The latest survey, from the Royal Institution of Chartered Surveyors (RICS) has highlighted that demand from buyers, and new instructions from sellers, are down again, with figures showing the flattest period in the last five years in the UK housing market.
The recent bad weather, continuing fears over the effects of the Brexit negotiations has resulted in the housing market in the south-east and London is particularly weak, while the rest of the country was somewhat better.
“The shortage of instructions has resulted in an epidemic of certain agents persistently trying to poach properties already on the market with other agents. “This is further besmirching the general estate agency business,” said one surveyor in Doncaster.
“There seems to be an air of uncertainty which has resulted in reduced instructions and inquiries,” replied another.
A lack of availability of appropriate properties has stalled many buyers from investing and getting onto the ladder.
However, the slow property market does have benefits for some as it has led to questions over whether the interest rate rise will be delayed.
Bank of England governor Mark Carney announced in November that interest rates would rise for the first time in a decade, from 0.25% to 0.5%. A further two rate increases of 0.25% are expected before 2020 with some economists predicting another could come as soon as May. RICS chief economist Simon Rubinsohn says it could prompt the Bank of England to stall the next rise. Some 9.2 million households across the UK have a mortgage, half of which are on standard or a tracker rate.
The rise in November meant that the average homeowner – with a typical mortgage of £175,000 – was hit with an increase of about £22 a month. Another two quarter point rises would add an additional £67. There are further suggestions that the Bank may “normalise” rates following a decade of low interest. This could leave rates at about 3%, which would result in a much more painful monthly repayment for many.
The RICS report was published a day after Halifax reported house prices falling for a second consecutive month in January, as consumers struggling with shrinking disposable income put major spending decisions on hold.
The average price of a home in Britain fell 0.6% last month to £223,285, according to the mortgage lender’s own data.

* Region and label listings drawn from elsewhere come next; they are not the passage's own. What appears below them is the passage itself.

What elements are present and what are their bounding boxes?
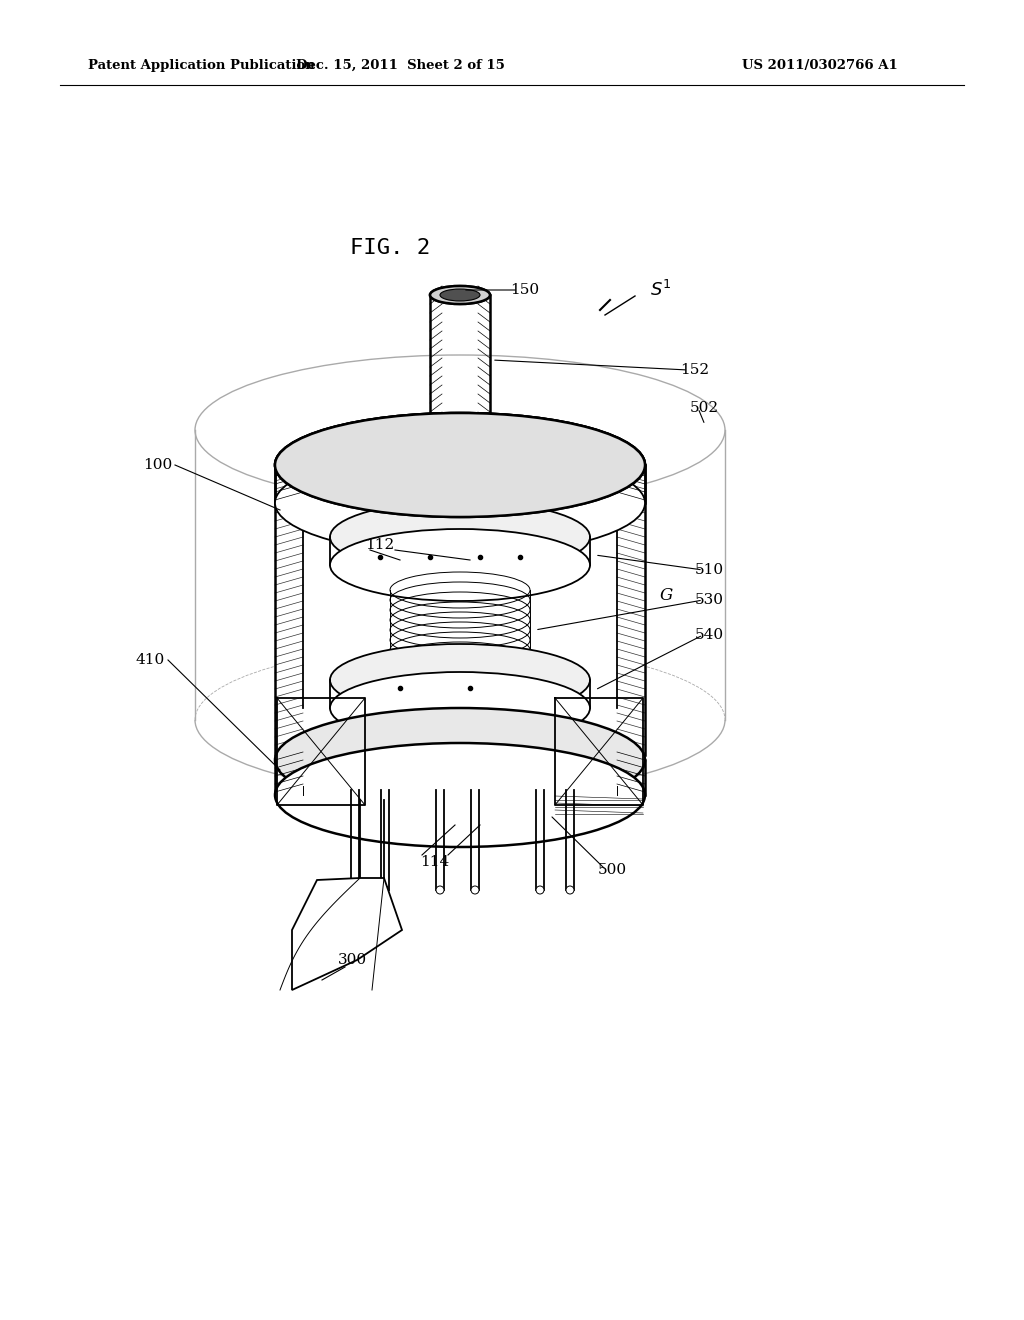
Text: 114: 114 [421, 855, 450, 869]
Text: 152: 152 [680, 363, 710, 378]
Ellipse shape [536, 886, 544, 894]
Text: 500: 500 [598, 863, 627, 876]
Ellipse shape [275, 708, 645, 812]
Text: $S^1$: $S^1$ [650, 280, 672, 300]
Ellipse shape [412, 455, 508, 484]
Ellipse shape [330, 672, 590, 744]
Ellipse shape [330, 644, 590, 715]
Text: 530: 530 [695, 593, 724, 607]
Polygon shape [292, 878, 402, 990]
Text: G: G [660, 586, 673, 603]
Text: 100: 100 [142, 458, 172, 473]
Ellipse shape [275, 413, 645, 517]
Ellipse shape [351, 886, 359, 894]
Ellipse shape [440, 289, 480, 301]
Ellipse shape [430, 286, 490, 304]
Ellipse shape [330, 529, 590, 601]
Ellipse shape [275, 413, 645, 517]
Text: 510: 510 [695, 564, 724, 577]
Text: a: a [465, 471, 471, 480]
Ellipse shape [275, 451, 645, 554]
Text: Patent Application Publication: Patent Application Publication [88, 58, 314, 71]
Text: 540: 540 [695, 628, 724, 642]
Bar [275, 465, 645, 755]
Text: Dec. 15, 2011  Sheet 2 of 15: Dec. 15, 2011 Sheet 2 of 15 [296, 58, 505, 71]
Text: US 2011/0302766 A1: US 2011/0302766 A1 [742, 58, 898, 71]
Text: 112: 112 [366, 539, 394, 552]
Ellipse shape [566, 886, 574, 894]
Text: FIG. 2: FIG. 2 [350, 238, 430, 257]
Ellipse shape [381, 886, 389, 894]
Ellipse shape [471, 886, 479, 894]
Ellipse shape [330, 502, 590, 573]
Ellipse shape [195, 355, 725, 506]
Ellipse shape [275, 413, 645, 517]
Text: 502: 502 [690, 401, 719, 414]
Text: 150: 150 [510, 282, 539, 297]
Text: 410: 410 [136, 653, 165, 667]
Text: 300: 300 [338, 953, 367, 968]
Ellipse shape [430, 286, 490, 304]
Ellipse shape [275, 743, 645, 847]
Ellipse shape [440, 289, 480, 301]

It followed a 0.8% drop in prices in December, and drove down annual house price growth to 2.2%, the slowest rate in six months.
Halifax’s Russell Galley said house prices fell despite a backdrop of rising employment in Britain and the government’s decision to scrap stamp duty for first time buyers on homes selling for up to £300,000.
“Although employment levels grew by 102,000 in the three months to November, household finances are still under pressure as consumer prices continue to grow faster than wages,” Galley said.
Last week another leading mortgage lender, Nationwide, reported month-on-month house price growth of 0.6% in January, saying that the lack of new properties coming on the market was supporting the trend.